Eppure, per la prima mezz’ora, ti ritrovi a gustare un lungometraggio
che davvero non ti aspetti. L’incipit della pellicola possiede
infatti una leggerezza di tocco ed una precisione nel tratteggiare i
due protagonisti che tutto lascia presupporre tranne che si tratti di
un dramma. Piuttosto, la sapida e pungente ironia che pervade i gesti
e soprattutto lo sguardo attento del giovane Said si presta quasi ad
una caratterizzazione da commedia di costume. Nella sua prima parte,
quindi, Paradise Now compie il piccolo miracolo di
adattare un tipo di messa in scena assolutamente coerente nel suo essere
“povera” - vedi ad esempio il grande insegnamento estetico
di un maestro come Kiarostami - con un tono che a livello sotterraneo
si dispiega come efficacemente scanzonato: quando perciò arriva
il brusco ritorno alla tematica portante del film, con il richiamo dei
due giovani al loro dovere di guerrieri e di martiri, lo scarto e la
sferzata che lo spettatore ne riceve sono ancor più potenti.

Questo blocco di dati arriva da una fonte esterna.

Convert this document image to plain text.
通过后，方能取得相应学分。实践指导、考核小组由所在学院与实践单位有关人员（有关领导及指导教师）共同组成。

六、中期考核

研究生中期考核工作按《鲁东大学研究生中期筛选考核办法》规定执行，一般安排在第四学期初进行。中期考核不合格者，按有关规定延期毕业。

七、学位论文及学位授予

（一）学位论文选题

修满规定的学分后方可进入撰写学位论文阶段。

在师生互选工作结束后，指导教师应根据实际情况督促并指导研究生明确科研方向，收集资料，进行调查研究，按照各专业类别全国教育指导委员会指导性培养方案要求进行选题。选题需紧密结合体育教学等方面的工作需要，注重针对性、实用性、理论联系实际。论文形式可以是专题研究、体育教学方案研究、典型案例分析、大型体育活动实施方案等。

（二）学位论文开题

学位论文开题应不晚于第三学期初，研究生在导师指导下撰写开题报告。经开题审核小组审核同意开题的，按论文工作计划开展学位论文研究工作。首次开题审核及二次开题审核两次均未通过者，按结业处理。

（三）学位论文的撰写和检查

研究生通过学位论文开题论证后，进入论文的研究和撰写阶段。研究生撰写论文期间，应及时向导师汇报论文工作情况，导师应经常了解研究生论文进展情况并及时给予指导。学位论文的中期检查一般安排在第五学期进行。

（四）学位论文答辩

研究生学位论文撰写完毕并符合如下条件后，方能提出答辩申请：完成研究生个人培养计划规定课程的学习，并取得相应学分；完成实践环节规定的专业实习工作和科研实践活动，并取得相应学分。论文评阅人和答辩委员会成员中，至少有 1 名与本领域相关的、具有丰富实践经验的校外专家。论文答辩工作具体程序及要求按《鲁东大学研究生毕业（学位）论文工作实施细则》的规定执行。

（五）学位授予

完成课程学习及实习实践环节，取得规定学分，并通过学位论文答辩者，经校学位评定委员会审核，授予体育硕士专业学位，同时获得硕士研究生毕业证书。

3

Il giovane e simpatico Said si trasforma dunque, agli occhi di chi guarda,
in un fanatico pronto ad immolarsi il giorno successivo abbandonando
madre, fratelli, ragazza (non ancora) amata e soprattutto la figura
opprimente di un padre collaborazionista ed assassinato. L’intera,
bellissima sequenza della “nascita” dei due kamikaze, una
sequenza densa di rituali religiosi ed insieme dell’intima quotidianità
di un pasto, è sicuramente il momento del film in cui l’adesione
empatica con i protagonisti si fa più forte, e per questo ovviamente
spiazzante.
Da momento in cui i due protagonisti devono passare all’azione,
al sacrificio dell’atto terroristico, il film perde quasi completamente
di vista la sua coerenza interna, soprattutto a causa di una sceneggiatura
che inizia piuttosto vistosamente ad annaspare i una serie di snodi
tanto “chiamati” quanto inutili ed artefatti. Per di più,
la regia composta di Abu-Assad si perde in una serie di semi-virtuosismi
del tutto non richiesti, insistendo senza sosta su movimenti di macchina
non giustificati. Paradise Now nella seconda parte
è perciò un film che spreca tutto quanto seminato nella
prima: le motivazioni dei personaggi diventano incoerenti, e soprattutto
i cambiamenti di idea e stato d’animo dei terroristi eccessivamente
repentini per due persone prima raffigurate come radicalmente votate
alla loro causa. Il film perde mordente, tensione narrativa, e non si
accosta più allo spettatore nella raffigurazione di una figura
vista nella sua intimità, nel pudore e nella compostezza dei
suoi gesti e sentimenti più quotidiani: nel seguire gli eventi,
nel voler raccontare una storia inutilmente ingarbugliata, la pellicola
si perde dunque ciò che era forse più importante prezioso
raccontare: stati d’animo, sensazioni, dubbi e paure. Il discorso
politico, legato ad una trama che nel secondo tempo sembra un giallo
mal scritto, soffoca la verità dello spirito di questo film.